Neste primeiro turno, as pesquisas eleitorais mostram que Alckmin tem mais apoio nas camadas sociais mais ricas, e Lula, nas camadas mais pobres. Mas se engana quem interpreta isto em simples termos de direita–esquerda, ou burguesia–proletariado. Nem a maioria dos eleitores de Alckmin são burgueses (e sim da classe média), nem a maioria dos eleitores de Lula são proletários (e sim pobres). Mais do que a divisão de classes, é a divisão entre estados e regiões que marca a polarização política que estamos vivendo hoje. Alckmin ganha as eleições de São Paulo para baixo, e Lula, nos estados tradicionais de Minas Gerais, Rio de Janeiro e todo o Nordeste. O que dá força a Lula nestes estados, me parece, não é que ele tenha sido um líder operário e represente os pobres, mas sim sua capacidade de dar continuidade às políticas patrimonialistas tradicionais, distribuindo cargos e subsídios para ricos e pobres em regiões que dependem, para sobreviver, do fluxo de benesses do governo central.

Em outras palavras, o que marca a política brasileira hoje não é, como eu imaginei que viria a ser, a disputa entre lideranças e partidos políticos modernos, nem uma disputa de classes, nem uma disputa entre ricos e pobres, e sim o antigo confronto entre duas maneiras clássicas de fazer política, a política representativa e a política de cooptação.

Author: Simon Schwartzman

Simon Schwartzman é sociólogo, falso mineiro e brasileiro. Vive no Rio de Janeiro

2 thoughts on “Sao Paulo e o Estado Nacional, revisitado”

  1. Minha opinião há 27 anos (desde que li o livro pela 1a. vez) é que você acertou em cheio então, e continua acertando hoje: indicou a importância central (e, portanto, duradoura) das duas maneiras de fazer política (representativa e de cooptação) e seus vínculos e enraizamentos regionais no Brasil. Esse o grande achado e a grande contribuição.
    Se você imaginou naquela época que no futuro teríamos disputas entre lideranças e partidos políticos modernos, ou de classes, não foi isso que ficou da minha leitura nesses anos todos.

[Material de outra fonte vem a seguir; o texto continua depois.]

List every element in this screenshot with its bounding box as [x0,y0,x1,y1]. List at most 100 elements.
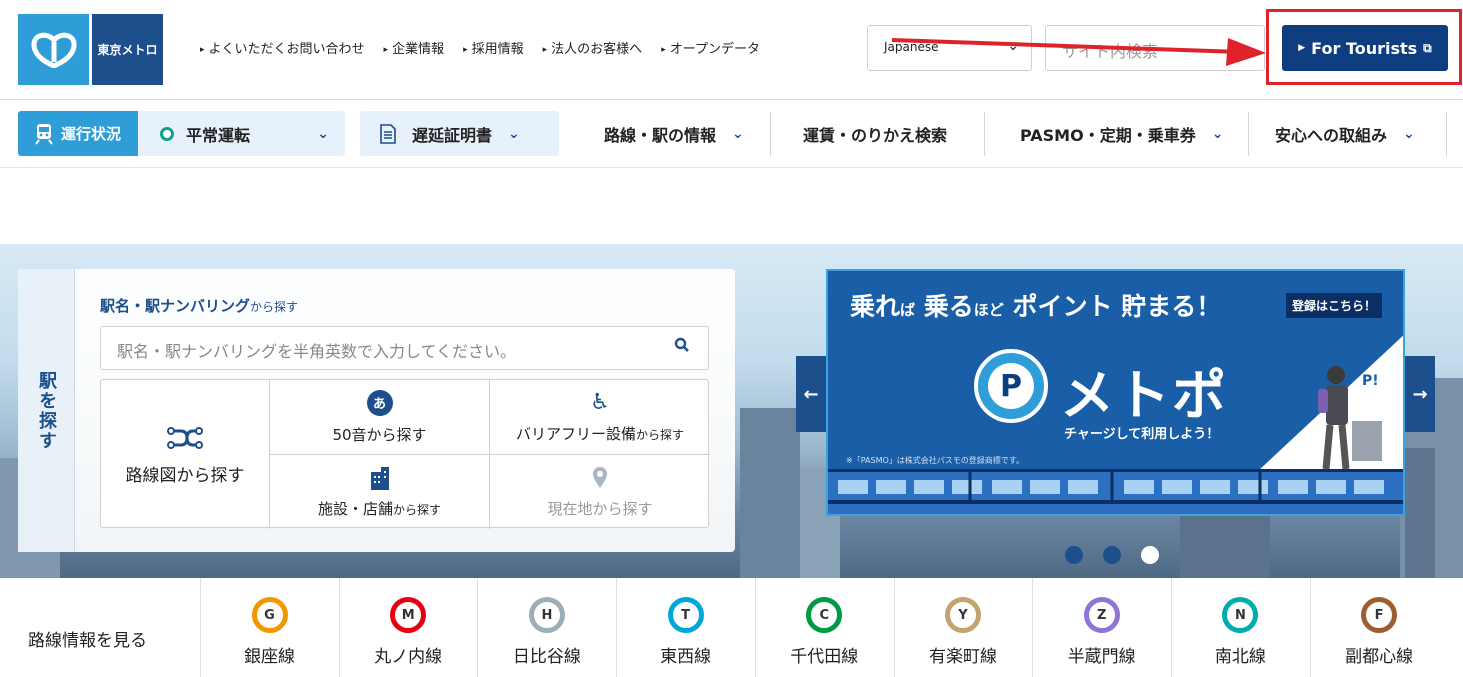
service-status-value: 平常運転 [186,125,251,145]
line-button-m[interactable]: M 丸ノ内線 [338,578,477,677]
delay-certificate-label: 遅延証明書 [412,125,493,145]
red-arrow-annotation [891,38,1266,66]
for-tourists-label: For Tourists [1311,38,1418,58]
barrier-free-suffix: から探す [636,427,685,442]
nav-safety[interactable]: 安心への取組み ⌄ [1275,111,1415,156]
status-normal-icon [160,126,174,141]
service-status-dropdown[interactable]: 運行状況 平常運転 ⌄ [18,111,345,156]
headline-part: ポイント 貯まる！ [1012,292,1222,321]
delay-certificate-dropdown[interactable]: 遅延証明書 ⌄ [360,111,559,156]
line-badge-icon: N [1222,597,1259,633]
banner-footnote: ※「PASMO」は株式会社パスモの登録商標です。 [846,456,1024,465]
line-button-c[interactable]: C 千代田線 [754,578,893,677]
line-info-title: 路線情報を見る [28,631,147,651]
current-location-label: 現在地から探す [547,499,653,518]
register-badge[interactable]: 登録はこちら！ [1286,293,1383,318]
carousel-dot-active[interactable] [1141,546,1159,564]
link-faq[interactable]: よくいただくお問い合わせ [200,38,365,57]
route-map-label: 路線図から探す [125,466,245,486]
kana-search[interactable]: あ 50音から探す [270,380,489,454]
headline-part: ほど [973,301,1004,319]
line-name: 日比谷線 [512,647,581,667]
train-illustration [828,469,1403,514]
banner-subtitle: チャージして利用しよう！ [1064,427,1220,442]
station-search-placeholder: 駅名・駅ナンバリングを半角英数で入力してください。 [117,342,517,361]
arrow-left-icon: ← [803,383,819,405]
finder-title: 駅名・駅ナンバリングから探す [100,295,298,316]
line-name: 南北線 [1214,647,1266,667]
carousel-prev-button[interactable]: ← [796,356,826,432]
line-badge-icon: G [251,597,288,633]
line-badge-icon: M [390,597,427,633]
link-open-data[interactable]: オープンデータ [661,38,760,57]
link-corporate[interactable]: 法人のお客様へ [543,38,642,57]
nav-divider [984,112,985,156]
station-finder: 駅を探す 駅名・駅ナンバリングから探す 駅名・駅ナンバリングを半角英数で入力して… [18,269,735,552]
route-map-icon [167,427,203,449]
facility-suffix: から探す [393,502,442,517]
line-button-y[interactable]: Y 有楽町線 [893,578,1032,677]
facility-label: 施設・店舗から探す [318,498,441,519]
wheelchair-icon: ♿ [590,389,610,415]
nav-pasmo-label: PASMO・定期・乗車券 [1020,125,1196,145]
headline-part: ば [900,301,916,319]
line-button-h[interactable]: H 日比谷線 [477,578,615,677]
station-search-input[interactable]: 駅名・駅ナンバリングを半角英数で入力してください。 [100,326,709,370]
line-button-z[interactable]: Z 半蔵門線 [1032,578,1170,677]
finder-title-suffix: から探す [250,300,299,314]
p-badge: P! [1362,373,1379,389]
headline-part: 乗れ [850,292,901,321]
building-icon [370,466,389,490]
top-links: よくいただくお問い合わせ 企業情報 採用情報 法人のお客様へ オープンデータ [200,38,779,57]
nav-pasmo[interactable]: PASMO・定期・乗車券 ⌄ [1020,111,1223,156]
train-icon [35,123,53,145]
metopo-banner[interactable]: 乗れば 乗るほど ポイント 貯まる！ 登録はこちら！ P メトポ チャージして利… [826,269,1405,516]
nav-lines-stations[interactable]: 路線・駅の情報 ⌄ [604,111,744,156]
chevron-down-icon: ⌄ [317,125,329,142]
finder-options-grid: 路線図から探す あ 50音から探す ♿ バリアフリー設備から探す 施設・店舗から… [100,379,710,529]
site-header: 東京メトロ よくいただくお問い合わせ 企業情報 採用情報 法人のお客様へ オープ… [0,0,1463,100]
carousel-dot[interactable] [1103,546,1121,564]
line-badge-icon: T [667,597,704,633]
line-name: 東西線 [660,647,712,667]
facility-main: 施設・店舗 [317,499,393,518]
external-link-icon: ⧉ [1423,40,1432,55]
line-button-f[interactable]: F 副都心線 [1309,578,1448,677]
nav-safety-label: 安心への取組み [1275,125,1388,145]
link-recruit[interactable]: 採用情報 [463,38,524,57]
finder-title-main: 駅名・駅ナンバリング [100,297,251,315]
tokyo-metro-logo[interactable] [18,14,89,85]
line-badge-icon: C [806,597,843,633]
nav-lines-stations-label: 路線・駅の情報 [604,125,717,145]
nav-fare-search[interactable]: 運賃・のりかえ検索 [803,111,947,156]
hero-section: 駅を探す 駅名・駅ナンバリングから探す 駅名・駅ナンバリングを半角英数で入力して… [0,244,1463,578]
line-name: 副都心線 [1345,647,1414,667]
barrier-free-label: バリアフリー設備から探す [516,423,684,444]
link-company[interactable]: 企業情報 [384,38,444,57]
line-button-t[interactable]: T 東西線 [616,578,754,677]
brand-name[interactable]: 東京メトロ [92,14,163,85]
line-button-g[interactable]: G 銀座線 [200,578,338,677]
kana-label: 50音から探す [332,425,427,444]
main-nav: 運行状況 平常運転 ⌄ 遅延証明書 ⌄ 路線・駅の情報 ⌄ 運賃・のりかえ検索 … [0,100,1463,168]
finder-side-label: 駅を探す [36,370,57,451]
current-location-search[interactable]: 現在地から探す [490,455,710,529]
line-badge-icon: H [528,597,565,633]
line-name: 丸ノ内線 [374,647,443,667]
route-map-search[interactable]: 路線図から探す [101,380,269,529]
metopo-logo: P [974,349,1048,423]
for-tourists-button[interactable]: ▶ For Tourists ⧉ [1282,25,1448,71]
location-pin-icon [593,466,607,488]
facility-search[interactable]: 施設・店舗から探す [270,455,489,529]
finder-side-tab: 駅を探す [18,269,75,552]
line-button-n[interactable]: N 南北線 [1170,578,1309,677]
barrier-free-search[interactable]: ♿ バリアフリー設備から探す [490,380,710,454]
service-status-label-box: 運行状況 [18,111,138,156]
search-icon[interactable] [674,337,690,353]
carousel-next-button[interactable]: → [1405,356,1435,432]
chevron-down-icon: ⌄ [1211,125,1224,142]
barrier-free-main: バリアフリー設備 [515,424,636,443]
line-name: 銀座線 [244,647,295,667]
carousel-dot[interactable] [1065,546,1083,564]
line-badge-icon: Y [945,597,981,633]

Na verdade, até me surpreendo com a sua surpresa de não ter “acertado”, porque esse teria sido um ponto de menor relevância frente ao que você efetivamente produziu e que mantém, mais do que nunca, a atualidade do livro.

    (Ah, e a atualidade do título também…!)

  2. Um dos textos mais brilhantes que li nos últimos dias. Perfeita sua análise. As distorções, inclusive, advindas do precaríssimo modelo representativo nacional, ficam transparentes quando olhadas por este prisma.